Thursday, June 8, 2017

The Narcissistic Cycle

From the moment we take our first breath we expect life to revolve around us. It is all about our needs. We want out stomachs filled and our diaper changed; to be held when we desire and for people to stop holding us when we desire to be alone. Over time, we learn that it is not all about us, and this comes as a deep shock to some children. The adults around them may wonder, why is he or she so desperate for attention? Generally speaking, little people learn to adjust to the real world, being a cog in the big wheel of life. Some people even enjoy their humility. But, for a significant minority, it really does suck to not be in the limelight, to not have a great deal of attention; to not reach some great height in life.

Of course, expression of a narcissistic personality isn't something that you can plot on a line. There are grades of narcissism and according to the level of narcissism expressed, we have some idea as to people's reactions to narcissistic injury. So much of the behavior is covert; covered up; a secret. It can take a good deal of looking before your eyes stop deceiving you.
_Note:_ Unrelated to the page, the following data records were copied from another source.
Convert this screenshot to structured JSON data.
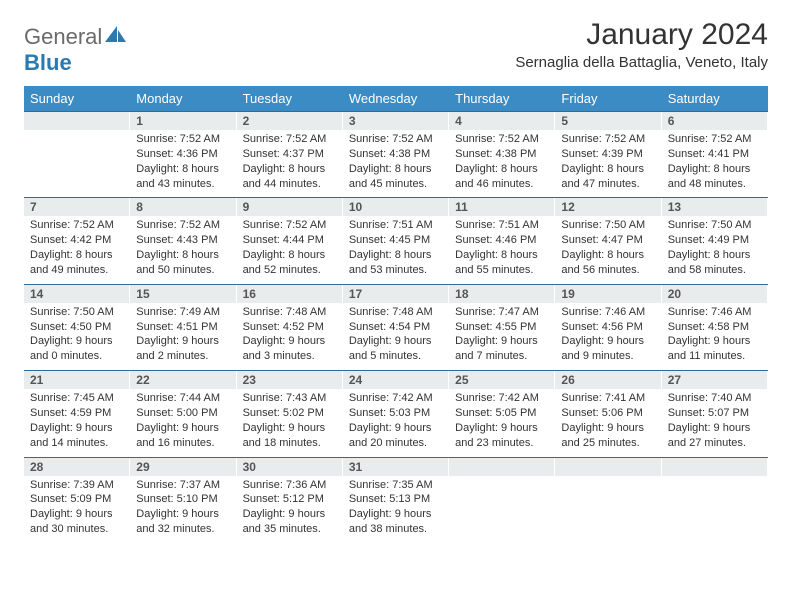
{
  "logo": {
    "text_gray": "General",
    "text_blue": "Blue"
  },
  "title": "January 2024",
  "location": "Sernaglia della Battaglia, Veneto, Italy",
  "day_headers": [
    "Sunday",
    "Monday",
    "Tuesday",
    "Wednesday",
    "Thursday",
    "Friday",
    "Saturday"
  ],
  "colors": {
    "header_blue": "#3b8bc4",
    "daynum_bg": "#e9eced",
    "divider": "#2a6ea0",
    "text": "#333333",
    "logo_gray": "#6b6b6b",
    "logo_blue": "#2a7ab0"
  },
  "weeks": [
    [
      {
        "n": "",
        "l1": "",
        "l2": "",
        "l3": "",
        "l4": ""
      },
      {
        "n": "1",
        "l1": "Sunrise: 7:52 AM",
        "l2": "Sunset: 4:36 PM",
        "l3": "Daylight: 8 hours",
        "l4": "and 43 minutes."
      },
      {
        "n": "2",
        "l1": "Sunrise: 7:52 AM",
        "l2": "Sunset: 4:37 PM",
        "l3": "Daylight: 8 hours",
        "l4": "and 44 minutes."
      },
      {
        "n": "3",
        "l1": "Sunrise: 7:52 AM",
        "l2": "Sunset: 4:38 PM",
        "l3": "Daylight: 8 hours",
        "l4": "and 45 minutes."
      },
      {
        "n": "4",
        "l1": "Sunrise: 7:52 AM",
        "l2": "Sunset: 4:38 PM",
        "l3": "Daylight: 8 hours",
        "l4": "and 46 minutes."
      },
      {
        "n": "5",
        "l1": "Sunrise: 7:52 AM",
        "l2": "Sunset: 4:39 PM",
        "l3": "Daylight: 8 hours",
        "l4": "and 47 minutes."
      },
      {
        "n": "6",
        "l1": "Sunrise: 7:52 AM",
        "l2": "Sunset: 4:41 PM",
        "l3": "Daylight: 8 hours",
        "l4": "and 48 minutes."
      }
    ],
    [
      {
        "n": "7",
        "l1": "Sunrise: 7:52 AM",
        "l2": "Sunset: 4:42 PM",
        "l3": "Daylight: 8 hours",
        "l4": "and 49 minutes."
      },
      {
        "n": "8",
        "l1": "Sunrise: 7:52 AM",
        "l2": "Sunset: 4:43 PM",
        "l3": "Daylight: 8 hours",
        "l4": "and 50 minutes."
      },
      {
        "n": "9",
        "l1": "Sunrise: 7:52 AM",
        "l2": "Sunset: 4:44 PM",
        "l3": "Daylight: 8 hours",
        "l4": "and 52 minutes."
      },
      {
        "n": "10",
        "l1": "Sunrise: 7:51 AM",
        "l2": "Sunset: 4:45 PM",
        "l3": "Daylight: 8 hours",
        "l4": "and 53 minutes."
      },
      {
        "n": "11",
        "l1": "Sunrise: 7:51 AM",
        "l2": "Sunset: 4:46 PM",
        "l3": "Daylight: 8 hours",
        "l4": "and 55 minutes."
      },
      {
        "n": "12",
        "l1": "Sunrise: 7:50 AM",
        "l2": "Sunset: 4:47 PM",
        "l3": "Daylight: 8 hours",
        "l4": "and 56 minutes."
      },
      {
        "n": "13",
        "l1": "Sunrise: 7:50 AM",
        "l2": "Sunset: 4:49 PM",
        "l3": "Daylight: 8 hours",
        "l4": "and 58 minutes."
      }
    ],
    [
      {
        "n": "14",
        "l1": "Sunrise: 7:50 AM",
        "l2": "Sunset: 4:50 PM",
        "l3": "Daylight: 9 hours",
        "l4": "and 0 minutes."
      },
      {
        "n": "15",
        "l1": "Sunrise: 7:49 AM",
        "l2": "Sunset: 4:51 PM",
        "l3": "Daylight: 9 hours",
        "l4": "and 2 minutes."
      },
      {
        "n": "16",
        "l1": "Sunrise: 7:48 AM",
        "l2": "Sunset: 4:52 PM",
        "l3": "Daylight: 9 hours",
        "l4": "and 3 minutes."
      },
      {
        "n": "17",
        "l1": "Sunrise: 7:48 AM",
        "l2": "Sunset: 4:54 PM",
        "l3": "Daylight: 9 hours",
        "l4": "and 5 minutes."
      },
      {
        "n": "18",
        "l1": "Sunrise: 7:47 AM",
        "l2": "Sunset: 4:55 PM",
        "l3": "Daylight: 9 hours",
        "l4": "and 7 minutes."
      },
      {
        "n": "19",
        "l1": "Sunrise: 7:46 AM",
        "l2": "Sunset: 4:56 PM",
        "l3": "Daylight: 9 hours",
        "l4": "and 9 minutes."
      },
      {
        "n": "20",
        "l1": "Sunrise: 7:46 AM",
        "l2": "Sunset: 4:58 PM",
        "l3": "Daylight: 9 hours",
        "l4": "and 11 minutes."
      }
    ],
    [
      {
        "n": "21",
        "l1": "Sunrise: 7:45 AM",
        "l2": "Sunset: 4:59 PM",
        "l3": "Daylight: 9 hours",
        "l4": "and 14 minutes."
      },
      {
        "n": "22",
        "l1": "Sunrise: 7:44 AM",
        "l2": "Sunset: 5:00 PM",
        "l3": "Daylight: 9 hours",
        "l4": "and 16 minutes."
      },
      {
        "n": "23",
        "l1": "Sunrise: 7:43 AM",
        "l2": "Sunset: 5:02 PM",
        "l3": "Daylight: 9 hours",
        "l4": "and 18 minutes."
      },
      {
        "n": "24",
        "l1": "Sunrise: 7:42 AM",
        "l2": "Sunset: 5:03 PM",
        "l3": "Daylight: 9 hours",
        "l4": "and 20 minutes."
      },
      {
        "n": "25",
        "l1": "Sunrise: 7:42 AM",
        "l2": "Sunset: 5:05 PM",
        "l3": "Daylight: 9 hours",
        "l4": "and 23 minutes."
      },
      {
        "n": "26",
        "l1": "Sunrise: 7:41 AM",
        "l2": "Sunset: 5:06 PM",
        "l3": "Daylight: 9 hours",
        "l4": "and 25 minutes."
      },
      {
        "n": "27",
        "l1": "Sunrise: 7:40 AM",
        "l2": "Sunset: 5:07 PM",
        "l3": "Daylight: 9 hours",
        "l4": "and 27 minutes."
      }
    ],
    [
      {
        "n": "28",
        "l1": "Sunrise: 7:39 AM",
        "l2": "Sunset: 5:09 PM",
        "l3": "Daylight: 9 hours",
        "l4": "and 30 minutes."
      },
      {
        "n": "29",
        "l1": "Sunrise: 7:37 AM",
        "l2": "Sunset: 5:10 PM",
        "l3": "Daylight: 9 hours",
        "l4": "and 32 minutes."
      },
      {
        "n": "30",
        "l1": "Sunrise: 7:36 AM",
        "l2": "Sunset: 5:12 PM",
        "l3": "Daylight: 9 hours",
        "l4": "and 35 minutes."
      },
      {
        "n": "31",
        "l1": "Sunrise: 7:35 AM",
        "l2": "Sunset: 5:13 PM",
        "l3": "Daylight: 9 hours",
        "l4": "and 38 minutes."
      },
      {
        "n": "",
        "l1": "",
        "l2": "",
        "l3": "",
        "l4": ""
      },
      {
        "n": "",
        "l1": "",
        "l2": "",
        "l3": "",
        "l4": ""
      },
      {
        "n": "",
        "l1": "",
        "l2": "",
        "l3": "",
        "l4": ""
      }
    ]
  ]
}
It is almost impossible to be certain what leads to this behavior in adulthood, but there are two theories. Either the parents created a golden child who did no wrong and and certainly deserves the abundance of praise, glory and possessions the child is given, or else the parents were cold; unresponsive to the child's needs and withholding of praise and love.

It seems that it may well be something that happens about the age of 7 or 8 that can lead to permanent damage in the psyche; a scary thought for me since I work with children of that age. It is also fascinating that it is the occurrence of some damage to the psyche at this same age that can set the child up for a future cancer. Children need to express their emotions. You don't want them feeling that they must contain these emotions. Indeed, it is important that they share them with you. Having dinner together regularly is a great insurance policy because that's a time when concerns are raised.

For some people the swings and arrows directed at their sense of self is so great that they must create an inner sanctum. The chances of being invited into this inner sanctum of their minds is remarkably low for the very reason they fear going through the portal of their inner sanctum themselves. If they cannot enter, then you certainly must be kept out. Thus, the false self is created.

The narcissistic personality requires confirmation; validation; attention. With a low supply of empathy for others or a sense of guilt at their disposal, for their psyche rotates around their own desperate and urgent needs to feel better, people that come into their orbit are at risk of being manipulated to serve the N's needs.

Not all people with a narcissistic personality are wildly intelligent and abound with charm. Some people are mildly narcissistic in personality whilst others are in the mid range. Then there are others that are Masters at the game. How they experience themselves within their own skin can vary wildly from their outward appearance and behavior. It's the pressing need to have their needs met that have them behaving in certain ways because supply must be found and, if we are talking of a primary source, secured.

The appetite for supply can often be voracious and this makes secondary supply and even tertiary supply very important; not as important as the primary supply, most often the romantic partner, but still, an important source for supply. It could be a lover, a co-worker or even a stranger on the street. It is an insidious, all encompassing thing for some people.

There is a pattern, easily recognized when you know what you are looking for, but far too irresistible to reject when you do not. Submissives, yearning to submit as they do, are far less likely to see the master narcissist coming.

The golden period when the narcissistic is a delight to be around and you think you have found the perfect match is, well, golden. It feels special; heady; a high. Is there anything better than this, you wonder?

Unfortunately, the need for supply prevents this period from being permanent. There are a couple of things to note here. Positive supply isn't permanently enough; not even close. The N must have negative supply as well. He or she wants you to love them, but they also want you to sometimes hate them. How else can be there a contrast? How else can there a full expression of their control? Secondly, things go off the boil for the N. He needs to stir the pot; either to get some supply from another source, or have a cooling off period to gather strength and/or recover from a serious narcissistic injury. Either way, the golden period ultimately comes to an end or is patchy at best.

Confusion abounds. Drastic efforts are made; herculean attempts to return to that golden of golden periods of time. And yet, no matter how many hurdles you jump or how many sacrifices you make, that period of time is indeed gone; history; vamoose; vanished in a puff of smoke. It may return in some form or measure for limited periods of time, but the close connection between you is never quite reached. Nor are any attempts to discover the reasons for the change ever revealed or explained.

Probably, the narcissisticly challenged person has awareness; perhaps he or she does not. What matters to him is that he doesn't feel good and it's this drastic search to feel better that really matters to him or her. It drives everything.

Remember this: You didn't cause this situation and you can't fix this situation. You can, however, call it for what it is. You can even empathize, if your heart is big, deep and wide. Let's face it, as a submissive, you have bucket loads of empathy and forgiveness; endless supplies of understanding and an abundant willingness to wonder if you are to blame. For your own preservation of sanity, resist accepting the blame. In this way, you will heal.